Another Kind of Miracle

Another Kind of Miracle

From Chicken Soup for the Breast Cancer Survivor's Soul

Another Kind of Miracle

Avoiding danger is no safer in the long run than outright exposure. The fearful are caught as often as the bold.

Helen Keller

It was a beautiful, clear spring day when Laura, my best friend for the last ten years, called to say she was dying. “The doctors say it’s in my brain now, and it won’t take much longer.”

Thirty-seven years old, the mother of two young children, and the doctors were right. She died the following November.

“It wasn’t supposed to turn out this way!” I shouted at God. “Laura should have had a miracle. Damn it, she deserved a miracle.”

She was first diagnosed with breast cancer at thirty-two, a shockingly young age for such a vicious disease. The younger you are, the more virulent the cancer. When Laura first told me her news, I, being a published writer, sat down to write an inspirational novel for her.

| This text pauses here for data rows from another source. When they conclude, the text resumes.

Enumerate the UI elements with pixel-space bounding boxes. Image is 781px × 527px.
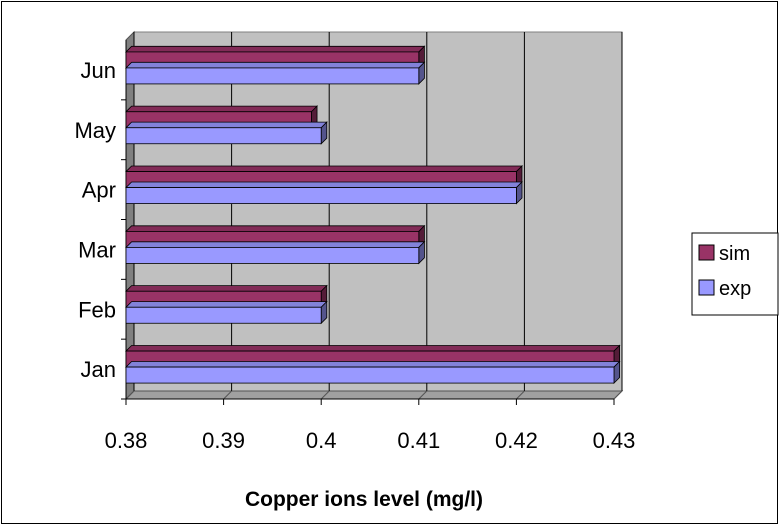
bar-top-face — [125, 165, 523, 172]
x-tick-label: 0.38 — [105, 428, 148, 453]
bar — [125, 61, 426, 85]
y-axis-labels: Jun May Apr Mar Feb Jan — [74, 58, 116, 382]
floor-gridline — [125, 390, 135, 400]
bar-top-face — [125, 105, 319, 113]
legend-label: sim — [719, 243, 750, 265]
floor-gridline — [613, 390, 623, 400]
bar-top-face — [125, 61, 426, 69]
bar-top-face — [125, 285, 328, 292]
y-tick-label: May — [74, 118, 116, 143]
bar-front-face — [125, 366, 615, 384]
x-axis-title: Copper ions level (mg/l) — [245, 488, 483, 511]
bar-front-face — [125, 247, 420, 264]
bar — [125, 240, 426, 265]
legend: sim exp — [691, 232, 779, 316]
bar-front-face — [125, 306, 322, 324]
bar-top-face — [125, 181, 523, 188]
x-tick-label: 0.41 — [397, 428, 440, 453]
bar — [125, 300, 328, 325]
floor-gridline — [418, 390, 428, 400]
bars-group — [125, 45, 621, 385]
plot-floor — [124, 390, 624, 400]
bar-top-face — [125, 345, 621, 352]
floor-gridline — [516, 390, 525, 400]
y-tick-label: Feb — [78, 297, 116, 322]
bar — [125, 121, 328, 145]
bar-front-face — [125, 187, 517, 204]
y-tick-label: Jan — [81, 357, 116, 382]
bar-front-face — [125, 67, 420, 85]
x-tick-label: 0.39 — [202, 428, 245, 453]
bar — [125, 181, 523, 205]
x-tick-label: 0.4 — [306, 428, 337, 453]
x-tick-label: 0.43 — [593, 428, 636, 453]
legend-swatch — [698, 244, 715, 261]
plot-back-wall — [133, 31, 623, 392]
bar-top-face — [125, 361, 621, 368]
x-axis-labels: 0.38 0.39 0.4 0.41 0.42 0.43 — [105, 428, 636, 453]
bar-top-face — [125, 45, 426, 53]
legend-label: exp — [719, 278, 751, 300]
floor-gridline — [223, 390, 232, 400]
y-tick-label: Mar — [78, 237, 116, 262]
bar — [125, 360, 621, 385]
y-tick-label: Apr — [82, 178, 116, 203]
bar-front-face — [125, 127, 322, 145]
y-tick-label: Jun — [81, 58, 116, 83]
bar-top-face — [125, 121, 328, 129]
bar-top-face — [125, 225, 426, 232]
bar-top-face — [125, 241, 426, 248]
plot-side-wall — [125, 30, 135, 401]
legend-swatch — [698, 279, 715, 296]
floor-gridline — [320, 390, 330, 400]
x-tick-label: 0.42 — [495, 428, 538, 453]
bar-top-face — [125, 301, 328, 308]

In my novel, she was a character who’d had cancer many years before, a strong and resilient woman who’d beaten the odds and survived.

Although I may still finish that novel even though Laura didn’t make it, I soon put the novel aside and embarked on a more practical plan. Along with Jamie Miller, another friend of Laura’s, I began to work on collecting stories of Christmas miracles. Not only would a collection of Christmas miracle tales find an audience, I thought, but it would also bring in some money for Laura and her husband.

Jamie and I interviewed many people who had experienced miracles at Christmastime, and then we wrote up their stories. Laura kept track of the administrative end of the project, and we produced a book for William Morrow, Christmas Miracles: Magical True Stories of Modern Day Miracles, that became a national bestseller.

How wonderful it was to be able to spread the word about the incredible things that can happen when we open our hearts and believe. Interview after interview convinced me miracles are everywhere, if you just open your eyes to the mystery of life.

I had a secret goal during the miracle book project. I believed with all my heart that if Laura was involved in this miracle project, if she lived and breathed the idea of miracles day in and day out, if she helped to spread the word that miracles can and do happen, then she, too, would be given a miracle. The hand of God was everywhere in these tales. We believed that same hand would reach down to allow her to stay with her children, to be the mother they needed her to be.

Our one Christmas book turned into a series of five books on miracles. But all the while, as our books grew more popular and we gathered more tales of miracles, Laura grew sicker. Five years after she was first diagnosed, she died.

In the months following Laura’s death, I was furious with God. Why, after all of the good that she had done in her life, did God allow her to die? Why didn’t she get her miracle?

The answer came to me on another clear spring morning, an eerie twin to the day that Laura had called with her devastating news the year before. As I looked out my office window at the blooming azaleas, the astra lilies hanging heavy from the weight of their flowers, I suddenly realized that there had been a miracle for Laura after all: I hadn’t noticed the miracle of the last few years because it wasn’t the one I wanted.

I wanted Laura to live. That was what I was asking from God, and anything less was unacceptable. But God knew all along that Laura would die, so God gave her the miracle she would need. She would need help with her children, so he gave her a circle of friends who would pitch in. She and her husband would need help with their finances, so he sent the miracle books project and allowed her to earn an income that would not require her to spend time away from her children in her final years of life. She would not live long, so he gave her a way to have an impact far greater than most people have in their first three decades. Her name will live on in her books, and even after her death she will continue to inspire others in their time of need.

God gave her the miracle she needed, even if it wasn’t the one I wanted. I am grateful that I finally saw it.